"This isn’t a by-the-numbers animation, but one that takes admirable risks with its presentation."

After bringing the character of Cap’n Jack Sparrow to the screen in the Pirates Of The Caribbean series, Gore Verbinski and Johnny Depp pair up again for Rango, an animated western about one chameleon’s search for identity.

Introduced by a band of mariachi owls, we first meet Rango (Depp), a bug-eyed (is there any other kind?) chameleon as he delivers an impassioned monologue about acting and loneliness, his only friends being a Barbie doll torso and a wind up fish toy.  In reality, he’s a pet in the back of car soliloquising to himself when his glass terrarium shatters into sparkling smithereens after a narrowly avoided car crash.

Composing himself by the side of the highway, he’s advised to head into the desert by a passing armadillo.  There, avoiding the attentions of hungry eagles and staving off heat exhaustion, he meets Beans (Isla Fisher), a lizard bemoaning the lack of water. Hitching a ride into her Old West town of Dirt, Rango attempts to blend in.  Ironically for a chameleon, this doesn’t come easily and he hastily invents some details about his life to impress the tough crowd of a local saloon.  Through a combination of bravado and blind luck, he makes a favourable enough impression to be named the town’s sheriff - a post he quickly finds out has a short life expectancy.

It falls to Rango to investigate the town’s mysterious drought and he subsequently forms a posse and heads off into the desert to become the hero he’s made himself out to be.

Pixar have long been the kings of the animated heap (Toy Story 3’s double Oscar win at the weekend cemented what we already knew) but it looks like other studios are starting to pull their fingers out.  Industrial Light and Magic’s first animated feature looks fantastic – textures are detailed, eyes are bright, light dapples surfaces believably; it’s a real feast for the eyes.  It wouldn’t be a surprise if Dreamworks and Pixar start having to look over their pixelated shoulders in the near future.

But where the animation shines, the writing is less than flawless. The plot for the most part is predictable – no prizes for guessing the ending inside 20 minutes  - but it’s populated with some decent characters, particularly Bill Nighy’s turn as the venom-dripping nemesis Rattlesnake Jake, sorely in need of some more screen time. 
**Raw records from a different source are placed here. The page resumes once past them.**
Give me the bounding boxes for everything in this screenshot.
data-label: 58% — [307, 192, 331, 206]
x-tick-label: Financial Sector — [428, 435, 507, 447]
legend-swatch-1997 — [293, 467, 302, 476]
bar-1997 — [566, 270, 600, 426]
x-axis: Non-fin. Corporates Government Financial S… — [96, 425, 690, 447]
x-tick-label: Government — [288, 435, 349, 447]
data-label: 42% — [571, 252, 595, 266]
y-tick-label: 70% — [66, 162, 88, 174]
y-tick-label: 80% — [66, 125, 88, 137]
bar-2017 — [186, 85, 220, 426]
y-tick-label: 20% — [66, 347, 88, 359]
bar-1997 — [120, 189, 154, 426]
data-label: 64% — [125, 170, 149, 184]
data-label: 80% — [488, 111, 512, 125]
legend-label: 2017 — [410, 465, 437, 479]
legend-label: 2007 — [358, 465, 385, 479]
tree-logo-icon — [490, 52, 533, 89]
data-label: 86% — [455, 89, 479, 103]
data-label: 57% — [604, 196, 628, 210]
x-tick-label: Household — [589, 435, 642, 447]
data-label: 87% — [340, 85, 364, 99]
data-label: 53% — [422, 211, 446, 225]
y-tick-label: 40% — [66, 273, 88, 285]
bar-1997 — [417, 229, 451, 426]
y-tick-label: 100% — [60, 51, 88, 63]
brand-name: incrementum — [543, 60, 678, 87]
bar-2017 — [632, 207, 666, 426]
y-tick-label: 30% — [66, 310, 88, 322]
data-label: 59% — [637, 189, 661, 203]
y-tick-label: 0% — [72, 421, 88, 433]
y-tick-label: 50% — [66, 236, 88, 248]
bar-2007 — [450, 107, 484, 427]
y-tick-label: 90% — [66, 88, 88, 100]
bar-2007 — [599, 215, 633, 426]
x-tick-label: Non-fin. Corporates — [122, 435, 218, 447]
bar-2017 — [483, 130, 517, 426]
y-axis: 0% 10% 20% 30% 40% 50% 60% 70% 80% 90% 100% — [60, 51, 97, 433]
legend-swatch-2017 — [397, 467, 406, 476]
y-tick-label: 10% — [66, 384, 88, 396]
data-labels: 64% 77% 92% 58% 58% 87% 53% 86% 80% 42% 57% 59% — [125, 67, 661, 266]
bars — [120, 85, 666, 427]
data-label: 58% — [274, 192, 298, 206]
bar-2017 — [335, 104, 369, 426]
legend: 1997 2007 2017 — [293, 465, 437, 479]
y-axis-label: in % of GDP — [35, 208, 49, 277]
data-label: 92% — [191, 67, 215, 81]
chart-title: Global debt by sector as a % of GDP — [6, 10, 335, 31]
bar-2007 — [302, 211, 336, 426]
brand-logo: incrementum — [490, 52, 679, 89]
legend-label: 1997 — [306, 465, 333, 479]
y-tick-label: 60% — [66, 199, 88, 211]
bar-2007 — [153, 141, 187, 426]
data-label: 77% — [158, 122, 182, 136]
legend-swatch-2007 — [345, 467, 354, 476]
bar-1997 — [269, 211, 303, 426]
Depp himself invests Rango with a bewildered eccentricity (a skill he’s refined over several recent film roles) and his comic timing is dead on.  In a film packed with action sequences, Rango is actually very funny – a hilarious scene in which Rango sets fire to a bar patron is a perfectly executed.

There are a number of references to Depp’s previous work (particularly Fear And Loathing In Las Vegas), more than a few nods to Sergio Leone’s canon and sprinklings of other westerns but for the most part they slot naturally into the writing and don’t stand out like obvious signposts. 

Rango attempts to straddle the line between adult and kids animation.  Shrek achieved this masterfully - adults got a wry laugh at something that kids wouldn’t understand and children got a decent sight gag – but Rango’s adult jokes will be largely incomprehensible to a younger audience. Nowhere is this more obvious than in Rango’s existential musings in the third act, where the Spirit Of The West (a thinly veiled Clint Eastwood lookalike voiced impressively by Timothy Olyphant) appears to steer him on the right path, an unnecessary diversion from the meat of the story.

But importantly Rango doesn’t try to play it safe.  This isn’t a by-the-numbers animation, but one that takes admirable risks with its presentation.  It’s refreshing to see a studio attempting something new –this isn’t an animation built on the promise of a lucrative merchandising deal with Mattel – and while it doesn’t always succeed, it’s certainly worth the price of admission.